Innovative fault diagnosis for axial piston pumps: A physics-informed neural network framework predicting pump flow ripple
Chang Dong, Jianfeng Tao, Hao Sun, Wei Qi, Haoyang Tan, Chengliang Liu
Abstract
Axial piston pumps are crucial in fluid power systems , where accurate fault diagnosis is essential for maintaining optimal performance and longevity. However, current data-driven methods are hampered by their reliance on extensive labeled data and their intrinsic lack of interpretability. Pump flow ripple serves as a clear indicator of a pump’s health, yet traditional methods of indirectly measuring flow ripple are impractical for in-situ industrial applications.
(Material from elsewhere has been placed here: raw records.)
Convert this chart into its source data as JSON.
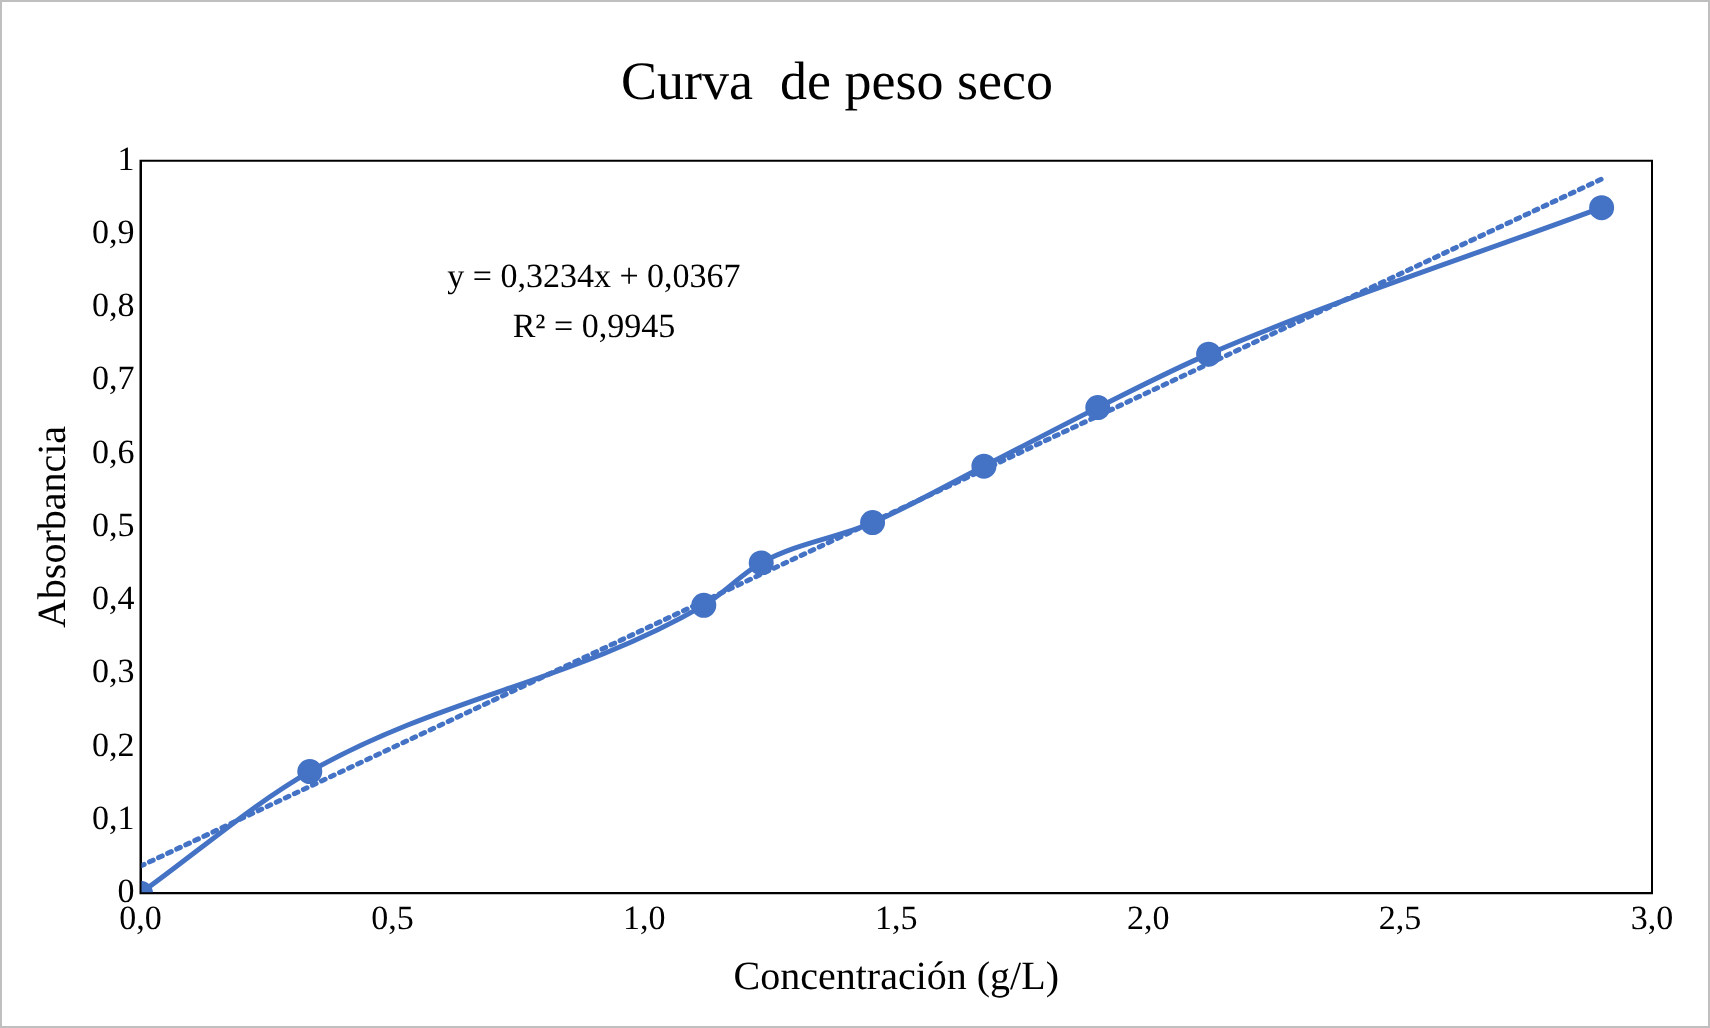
{
  "chart_data": {
    "type": "line",
    "title": "Curva  de peso seco",
    "xlabel": "Concentración (g/L)",
    "ylabel": "Absorbancia",
    "xlim": [
      0,
      3
    ],
    "xticks": [
      {
        "value": 0,
        "label": "0,0"
      },
      {
        "value": 0.5,
        "label": "0,5"
      },
      {
        "value": 1,
        "label": "1,0"
      },
      {
        "value": 1.5,
        "label": "1,5"
      },
      {
        "value": 2,
        "label": "2,0"
      },
      {
        "value": 2.5,
        "label": "2,5"
      },
      {
        "value": 3,
        "label": "3,0"
      }
    ],
    "ylim": [
      0,
      1
    ],
    "yticks": [
      0,
      {
        "value": 0.1,
        "label": "0,1"
      },
      {
        "value": 0.2,
        "label": "0,2"
      },
      {
        "value": 0.3,
        "label": "0,3"
      },
      {
        "value": 0.4,
        "label": "0,4"
      },
      {
        "value": 0.5,
        "label": "0,5"
      },
      {
        "value": 0.6,
        "label": "0,6"
      },
      {
        "value": 0.7,
        "label": "0,7"
      },
      {
        "value": 0.8,
        "label": "0,8"
      },
      {
        "value": 0.9,
        "label": "0,9"
      },
      1
    ],
    "grid": false,
    "legend": false,
    "series": [
      {
        "color": "#4472c4",
        "marker": "circle",
        "line_style": "solid",
        "x": [
          0,
          0.336,
          1.118,
          1.232,
          1.453,
          1.674,
          1.9,
          2.12,
          2.9
        ],
        "values": [
          0,
          0.166,
          0.393,
          0.451,
          0.506,
          0.583,
          0.663,
          0.736,
          0.936
        ]
      },
      {
        "color": "#4472c4",
        "marker": "none",
        "line_style": "dotted",
        "x": [
          0,
          2.9
        ],
        "values": [
          0.037,
          0.975
        ]
      }
    ],
    "annotations": [
      "y = 0,3234x + 0,0367",
      "R² = 0,9945"
    ]
  }
}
This paper introduces a physics-informed neural network (PINN) framework designed to predict pump flow ripple, effectively acting as a high-frequency virtual dynamic flow meter . This innovative framework combines measured pressure ripple data with the fundamental physical principles governing hydraulic pipelines to infer comprehensive field information, including unknown boundary conditions such as pump flow ripple. The PINN approach addresses the inverse problem associated with the pipeline model. We have conducted numerical and experimental investigations to validate the effectiveness of this framework. The results show a close agreement (i.e., within a 0.3% relative L 2 error) with the numerical method , confirming the framework’s precision in solving the inverse problem of hydraulic pipelines. Experimentally predicted pump flow ripples accurately fault characteristics, underscoring its potential utility. Moreover, we explore the high-frequency hydraulic pipeline inverse problem, revealing that extended PINN (XPINN) and the proposed wavelet feature-based architecture proficiently address high-frequency inverse problems.